20 tahun silam, tepatnya Rabu, 17/11/2004, pukul 07.50 pernah terjadi kecelakaan beruntun di Tol Jagorawo saat rombongan Presiden baru, Susilo Bambang Yudoyono (SBY) akan lewat. Namun kecelakaan saat itu melibatkan tujuh (7) kendaraan saja, dan korban jiwa meninggal lima (5) orang.
Sedangkan kecelakaan kali ini melibatkan 11 kendaraan, meski dengan korban jiwa lebih sedikit (1 orang saja), tapi mungkin yang luka berat dan ringan lebih banyak bila melihat kondisi sejumlah kendaraan yang ringset.
Kasus kecelaan yang dipicu oleh angkutan truk sebetulnya sudah sering terjadi di jalan tol maupun arteri. Tapi karena terjadi pembiaran, maka kecelakaan terus terulang. Dan bila pembiaran tersebut diteruskan, maka kecelakaan demi kecelakaan akan terus terjadi.
Sebetulnya, kalau Pemerintah mau serius membenahi keselamatan transportasi darat, sangat bisa dilakukan. Syaratnya ya harus mau berfikir dan bekerja keras dengan penuh pengabdian. Ada beberapa langkah yang dapat dilakukan oleh Pemerintah kalau mau serius membenahi angkutan truk:
1. Pemerintah wajib menyelenggarakan sekolah mengemudi untuk semua jenis kendaraan.
Pilot punya sekolah, nahkoda punya sekolahnya, masinis ada sekolahnya dan harus bersekolah dulu, tapi sopir angutan darat (mobil, bus, dan truk) tidak ada sekolahnya dan tidak melewati Pendidikan dan Latihan (Diklat). Untuk dapat mengendarai bus dan truk cukup melalui pemagangan menjadi kernet, dimulai dari markir kendaraan dan cuci kendaraan. Setelah bisa markir kendaraan, kemudian mencoba menjalankan truk/bus dalam jarak terbatas, dan seterusnya. Cara ini harus diakhiri. Kementerian Perhubungan bersama Polri dapat memulai membuat Sekolah Mengemudi untuk calon pengemudi angkutan umum.
2. Setelah ada Sekolah Mengemudi untuk calon pengemudi truk dan bus, maka semua calon pengemudi wajib mengikuti sekolah mengemudi dulu sebelum memperoleh SIM.
SIM hanya dapat diberikan kepada mereka yang sudah lulus mengikuti sekolah mengemudi. Sedangkan bagi mereka yang sudah punya SIM dan selama ini sudah menjalankan truk, wajib mengikuti Diklat minimal satu minggu untuk memahami aspek kecelamatan. Tentu semua biaya dari negara karena pengemudi angkutan umum tentu tidak punya uang.

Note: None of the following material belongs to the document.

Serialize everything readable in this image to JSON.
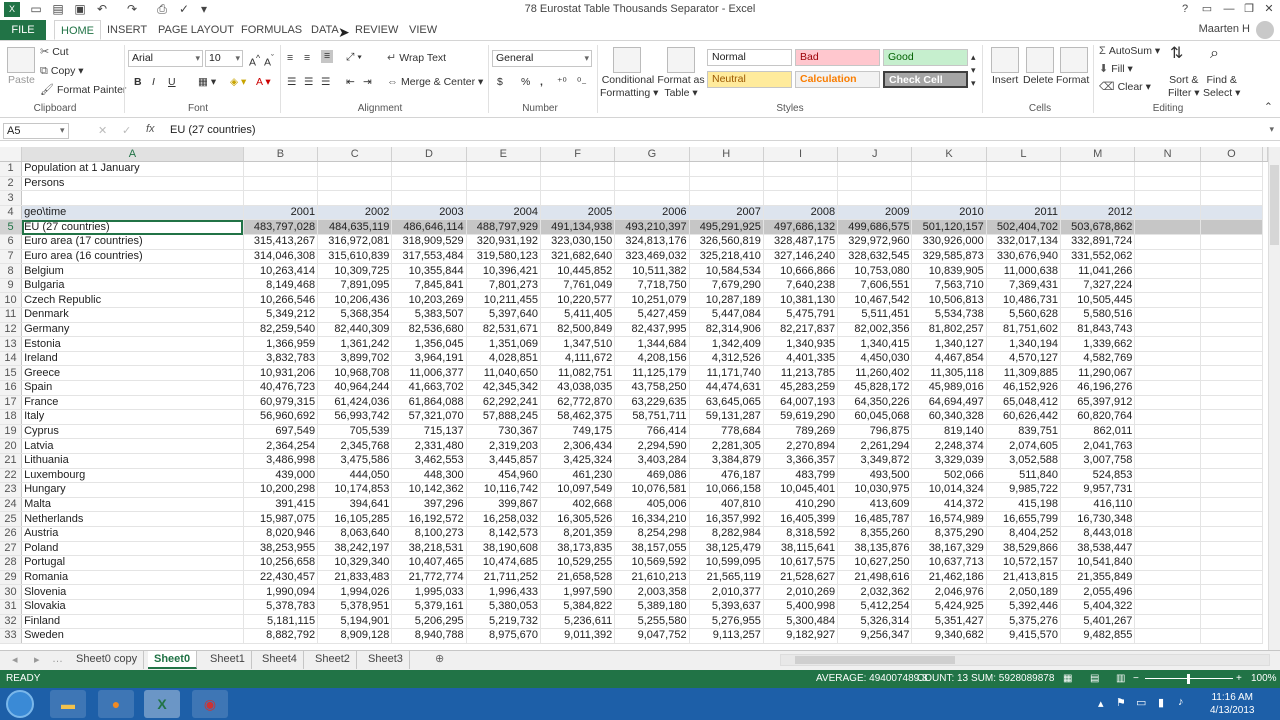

3. Karena melewati sekolah mengemudi secara formal, maka batas pendidikan minimum dan usia calon pengemudi angkutan umum (bus/truk) juga harus ada.
Perda DKI Jakarta No. 5/2014 tentang Transportasi menetapkan calon pengemudi angkutan umum minimal berusia 22 tahun dan berpendidikan minimal SMTA.
4. Bisnis angkutan truk harus ditata agar lebih professional
punya sistem manajemen keselamatan, hubungan industrial yang benar sehingga proses rekruitmen pengemudi juga melalui cara-cara yang benar dan memperhatikan kompetensi, serta ada batasan jam kerja serta pendapatan minimal. Memang ini punya konsekuensi terhadap tarif angkutan barang. Tidak masalah, yang paling penting adalah keselamatan bertransportasi bagi semua warga terjamin.
5. Pemda melalui Dinas Perhubungan wajib melakukan pembinaan, termasuk melakukan uji KIR secara rutin terhadap kendaraan angkutan umum yang ada di wilayahnya.
Tentu ini tantangan baru, tapi kalau menghendaki terwujudnya keselamatan angkutan jalan itu wajib dilakukan.
6. Saatnya Pemerintah tidak bertindak secara reaktif saja, Ketika ada masalah teriak-teriak, tapi setelah lewat masalahnya lupa, dan nanti teriak lagi saat muncul masalah lagi.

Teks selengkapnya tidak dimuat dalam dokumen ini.